Snowy Thanksgiving Weekend

Just finished my Saturday bacon-and-eggs breakfast. Snow outside is starting to melt — it may actually all melt and allow Tim to go golfing at his scheduled 1:30pm tee time today after all. The Dehnes (the German couple we met at Peggy’s Cove this summer) were here for Friday night — and have now arrived safely in Brandon. Our first grandson has still not made his official appearance — Tim and Alex were over for supper last night and that little schnerps is really testing Alexandra’s patience. But all is well and that’s what really matters. Ed and Val are coming over for supper tonight. Now I am going to go sit down in my (new) favorite chair and read the latest David Bergen book, Hope. Maybe I’ll tackle the New York Times crossword puzzle in the weekend edition of the Free Press (if it ever arrives — it’s 9:30 and there’s still no paper!). I’ve started up iTunes and today’s playlist is already going strong.

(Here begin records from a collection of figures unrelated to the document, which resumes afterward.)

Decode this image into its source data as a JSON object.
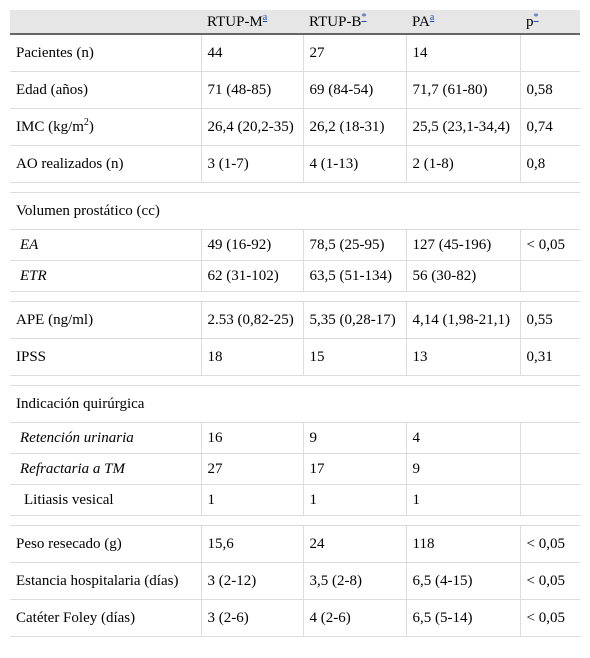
{
  "header": {
    "col1": "",
    "col2": "RTUP-M",
    "col2_note": "a",
    "col3": "RTUP-B",
    "col3_note": "*",
    "col4": "PA",
    "col4_note": "a",
    "col5": "p",
    "col5_note": "*"
  },
  "rows": {
    "pacientes": {
      "label": "Pacientes (n)",
      "m": "44",
      "b": "27",
      "pa": "14",
      "p": ""
    },
    "edad": {
      "label": "Edad (años)",
      "m": "71 (48-85)",
      "b": "69 (84-54)",
      "pa": "71,7 (61-80)",
      "p": "0,58"
    },
    "imc": {
      "label": "IMC (kg/m",
      "label_sup": "2",
      "label_end": ")",
      "m": "26,4 (20,2-35)",
      "b": "26,2 (18-31)",
      "pa": "25,5 (23,1-34,4)",
      "p": "0,74"
    },
    "ao": {
      "label": "AO realizados (n)",
      "m": "3 (1-7)",
      "b": "4 (1-13)",
      "pa": "2 (1-8)",
      "p": "0,8"
    },
    "volumen_title": "Volumen prostático (cc)",
    "ea": {
      "label": "EA",
      "m": "49 (16-92)",
      "b": "78,5 (25-95)",
      "pa": "127 (45-196)",
      "p": "< 0,05"
    },
    "etr": {
      "label": "ETR",
      "m": "62 (31-102)",
      "b": "63,5 (51-134)",
      "pa": "56 (30-82)",
      "p": ""
    },
    "ape": {
      "label": "APE (ng/ml)",
      "m": "2.53 (0,82-25)",
      "b": "5,35 (0,28-17)",
      "pa": "4,14 (1,98-21,1)",
      "p": "0,55"
    },
    "ipss": {
      "label": "IPSS",
      "m": "18",
      "b": "15",
      "pa": "13",
      "p": "0,31"
    },
    "indicacion_title": "Indicación quirúrgica",
    "retencion": {
      "label": "Retención urinaria",
      "m": "16",
      "b": "9",
      "pa": "4",
      "p": ""
    },
    "refractaria": {
      "label": "Refractaria a TM",
      "m": "27",
      "b": "17",
      "pa": "9",
      "p": ""
    },
    "litiasis": {
      "label": "Litiasis vesical",
      "m": "1",
      "b": "1",
      "pa": "1",
      "p": ""
    },
    "peso": {
      "label": "Peso resecado (g)",
      "m": "15,6",
      "b": "24",
      "pa": "118",
      "p": "< 0,05"
    },
    "estancia": {
      "label": "Estancia hospitalaria (días)",
      "m": "3 (2-12)",
      "b": "3,5 (2-8)",
      "pa": "6,5 (4-15)",
      "p": "< 0,05"
    },
    "foley": {
      "label": "Catéter Foley (días)",
      "m": "3 (2-6)",
      "b": "4 (2-6)",
      "pa": "6,5 (5-14)",
      "p": "< 0,05"
    }
  }
}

Nope, not going away for the weekend after all!

So Ingrid calls and tells me that she’s reading my blog. What? Really? Reading my blog?

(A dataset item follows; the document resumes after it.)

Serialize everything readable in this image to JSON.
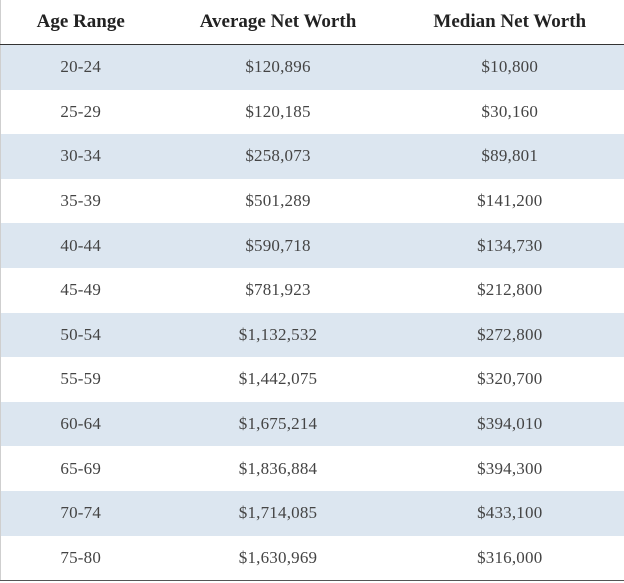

Okay Ingrid, here’s an update:

NOT going to Park Rapids. We’re wimping out. But the upside is that I don’t have to miss week 3 of my Friday night ‘Neil Young’ course at McNally-Robinson. And on Sunday we’ll go celebrate a 60th birthday for some friends of ours. Plus, I hope to be able to watch a bit of NFL on Sunday.

And MAYBE I can squeeze in a game of golf in there somewhere. That is, unless I have to go visit the doctor or something else as exciting as that!

It’s almost Fall

It’s Monday. A beautiful fall day. Since we have our windows open at night, it was 19 degrees in our house this morning. Time to log into my ‘Nest’ thermostat and switch it to the ‘heat’ mode. In a few days the actual autumnal equinox will cause the sun to reflect its light directly west of the 2 upper windows in our bedroom — an alignment that we get to see only twice a year. I’ll have to stay in bed until at least 7:30 to witness it.

I’ve not written in my blog for quite some time. The last entry was the first of what was to be a regular update on our trip to the east coast — I guess I’ll have to remove that ‘Cabot Trail’ entry from my menu. It already seems like that happened a long time ago. I haven’t ridden my bike since the last day of the cycling trip. In fact, on Saturday I went to Bikes and Beyond in Winnipeg to pick up my bike — had the chain replaced so it will be ready for this weekend’s “Headwaters 100” ride in Park Rapids.

Saturday was also Tadeo’s second birthday; we took Mom and Dad in to Winnipeg with us and enjoyed a piece of birthday cake at Stan and Irmy’s. Then in the evening we had Dave and Lois over for dinner — celebrating Lois’s birthday. Yesterday Sue and I read in the morning and then got picked up by Tim and Alex to go golfing at the Fly-in for 3 o’clock. It was cool but fun. Alex rode the cart and froze. We had smokies and beer when we got home from golf and we watched Sunday Night Football.

Tonight Sue has book club in Winnipeg. And I’ll stay home and watch Monday Night Football. Maybe i’ll turn on the fireplace.